A reliable digital twin agent is not a single model call. It is a workflow engine that plans, collects evidence in parallel, runs structural and causal analysis, then synthesizes and validates conclusions.
Execution Model
- Plan: decide which data sources and analyses are needed.
- Collect in parallel: telemetry, process links, simulation links, documentation.
- Analyze structure: shortest paths, betweenness, communities, rank.
- Run causal inference: estimate effect size and counterfactuals.

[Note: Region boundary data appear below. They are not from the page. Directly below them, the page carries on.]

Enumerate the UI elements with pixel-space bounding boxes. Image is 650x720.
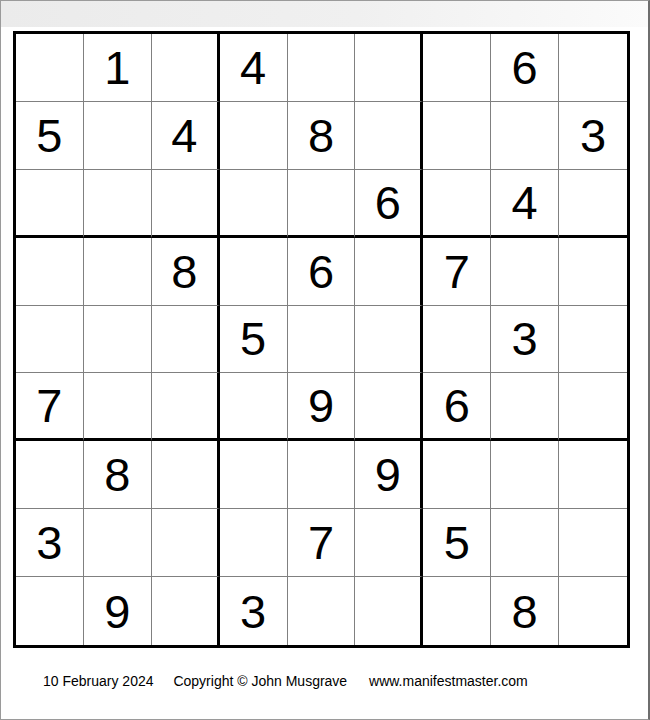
cell-r2c8[interactable] xyxy=(491,102,559,170)
cell-r6c9[interactable] xyxy=(559,373,627,441)
sudoku-board: 1465483648675379689375938 xyxy=(13,31,630,648)
cell-r8c5: 7 xyxy=(288,509,356,577)
cell-r9c6[interactable] xyxy=(355,577,423,645)
cell-r1c3[interactable] xyxy=(152,34,220,102)
cell-r6c6[interactable] xyxy=(355,373,423,441)
cell-r6c4[interactable] xyxy=(220,373,288,441)
cell-r5c2[interactable] xyxy=(84,306,152,374)
cell-r3c8: 4 xyxy=(491,170,559,238)
cell-r4c8[interactable] xyxy=(491,238,559,306)
footer-copyright: Copyright © John Musgrave xyxy=(173,673,347,689)
cell-r9c3[interactable] xyxy=(152,577,220,645)
cell-r5c1[interactable] xyxy=(16,306,84,374)
cell-r9c9[interactable] xyxy=(559,577,627,645)
cell-r3c6: 6 xyxy=(355,170,423,238)
cell-r4c6[interactable] xyxy=(355,238,423,306)
cell-r2c9: 3 xyxy=(559,102,627,170)
cell-r4c4[interactable] xyxy=(220,238,288,306)
cell-r9c1[interactable] xyxy=(16,577,84,645)
cell-r7c5[interactable] xyxy=(288,441,356,509)
cell-r1c5[interactable] xyxy=(288,34,356,102)
cell-r1c1[interactable] xyxy=(16,34,84,102)
cell-r8c9[interactable] xyxy=(559,509,627,577)
cell-r2c4[interactable] xyxy=(220,102,288,170)
cell-r2c1: 5 xyxy=(16,102,84,170)
cell-r9c8: 8 xyxy=(491,577,559,645)
cell-r7c4[interactable] xyxy=(220,441,288,509)
cell-r7c9[interactable] xyxy=(559,441,627,509)
cell-r7c8[interactable] xyxy=(491,441,559,509)
cell-r3c9[interactable] xyxy=(559,170,627,238)
cell-r8c4[interactable] xyxy=(220,509,288,577)
cell-r2c5: 8 xyxy=(288,102,356,170)
cell-r3c3[interactable] xyxy=(152,170,220,238)
cell-r5c6[interactable] xyxy=(355,306,423,374)
cell-r2c7[interactable] xyxy=(423,102,491,170)
cell-r3c7[interactable] xyxy=(423,170,491,238)
cell-r6c2[interactable] xyxy=(84,373,152,441)
cell-r3c4[interactable] xyxy=(220,170,288,238)
cell-r7c6: 9 xyxy=(355,441,423,509)
cell-r5c3[interactable] xyxy=(152,306,220,374)
cell-r2c2[interactable] xyxy=(84,102,152,170)
footer: 10 February 2024 Copyright © John Musgra… xyxy=(43,673,528,689)
cell-r1c2: 1 xyxy=(84,34,152,102)
cell-r1c4: 4 xyxy=(220,34,288,102)
cell-r4c7: 7 xyxy=(423,238,491,306)
footer-website: www.manifestmaster.com xyxy=(369,673,528,689)
cell-r7c3[interactable] xyxy=(152,441,220,509)
cell-r6c3[interactable] xyxy=(152,373,220,441)
cell-r6c8[interactable] xyxy=(491,373,559,441)
cell-r5c8: 3 xyxy=(491,306,559,374)
cell-r4c3: 8 xyxy=(152,238,220,306)
cell-r4c5: 6 xyxy=(288,238,356,306)
cell-r5c9[interactable] xyxy=(559,306,627,374)
cell-r4c1[interactable] xyxy=(16,238,84,306)
cell-r7c1[interactable] xyxy=(16,441,84,509)
footer-date: 10 February 2024 xyxy=(43,673,154,689)
cell-r9c5[interactable] xyxy=(288,577,356,645)
cell-r3c2[interactable] xyxy=(84,170,152,238)
header-band xyxy=(1,1,648,27)
cell-r8c8[interactable] xyxy=(491,509,559,577)
cell-r1c7[interactable] xyxy=(423,34,491,102)
cell-r4c9[interactable] xyxy=(559,238,627,306)
cell-r5c7[interactable] xyxy=(423,306,491,374)
cell-r7c7[interactable] xyxy=(423,441,491,509)
cell-r1c9[interactable] xyxy=(559,34,627,102)
cell-r3c5[interactable] xyxy=(288,170,356,238)
cell-r6c5: 9 xyxy=(288,373,356,441)
cell-r6c1: 7 xyxy=(16,373,84,441)
cell-r1c6[interactable] xyxy=(355,34,423,102)
cell-r7c2: 8 xyxy=(84,441,152,509)
cell-r5c4: 5 xyxy=(220,306,288,374)
cell-r8c1: 3 xyxy=(16,509,84,577)
cell-r6c7: 6 xyxy=(423,373,491,441)
cell-r9c2: 9 xyxy=(84,577,152,645)
cell-r2c6[interactable] xyxy=(355,102,423,170)
cell-r8c2[interactable] xyxy=(84,509,152,577)
cell-r8c6[interactable] xyxy=(355,509,423,577)
cell-r5c5[interactable] xyxy=(288,306,356,374)
cell-r4c2[interactable] xyxy=(84,238,152,306)
cell-r9c7[interactable] xyxy=(423,577,491,645)
cell-r8c7: 5 xyxy=(423,509,491,577)
cell-r8c3[interactable] xyxy=(152,509,220,577)
cell-r3c1[interactable] xyxy=(16,170,84,238)
cell-r2c3: 4 xyxy=(152,102,220,170)
puzzle-page: 1465483648675379689375938 10 February 20… xyxy=(0,0,650,720)
cell-r1c8: 6 xyxy=(491,34,559,102)
cell-r9c4: 3 xyxy=(220,577,288,645)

- Synthesize: generate actionable recommendation with confidence.
Planner Contract
{
"dataSources": ["telemetry", "process_links", "simulation_links", "documents"],
"graphAlgorithms": ["shortest_paths", "betweenness", "community", "pagerank"],
"needsCausalAnalysis": true,
"causalQuestion": "Which parameter drift is driving uniformity loss?"
}
Parallel Collection (Node.js)
async function collectEvidence(assetId, plan) {
const tasks = [];
const out = {};
if (plan.dataSources.includes('telemetry')) {
tasks.push(fetchTelemetry(assetId).then(r => out.telemetry = r));
}
if (plan.dataSources.includes('process_links')) {
tasks.push(fetchProcessLinks(assetId).then(r => out.process = r));
}
if (plan.dataSources.includes('simulation_links')) {
tasks.push(fetchSimulationLinks(assetId).then(r => out.simulation = r));
}
if (plan.dataSources.includes('documents')) {
tasks.push(searchDocuments(assetId).then(r => out.docs = r));
}
await Promise.all(tasks);
return out;
}
Graph + Causal Layer
const [paths, mediators] = await Promise.all([
gds.findShortestPaths(entities),
gds.computeBetweennessCentrality(entities)
]);
const causal = await pythonSandbox.execute(causalCode, {
telemetry: evidence.telemetry,
setpoints: evidence.process?.setpoints
});
Why This Works in Production
- Parallelism keeps latency bounded.
- Graph analytics makes root-cause pathways explicit.
- Causal inference gives quantitative confidence, not only correlation.
- Decision traces make every recommendation auditable and reusable.
Operational Guardrails
const recommendation = {
action: 'adjust_valve_pid',
confidence: 0.84,
requiresApproval: true,
evidence: {
shortestPath: paths[0],
keyMediator: mediators[0],
causalEffect: causal.ate
}
};
if (recommendation.requiresApproval) {
await requestHumanApproval(recommendation);
}
Rollout Plan
- Pilot on one line or tool family.
- Instrument decision traces from day one.
- Add precedent search before all high-impact actions.
- Track precision/recall of recommendations and false intervention rate.
- Scale to additional assets with reusable planner templates.
This architecture gives you a digital twin agent that is fast enough for operations and deep enough for root cause analysis.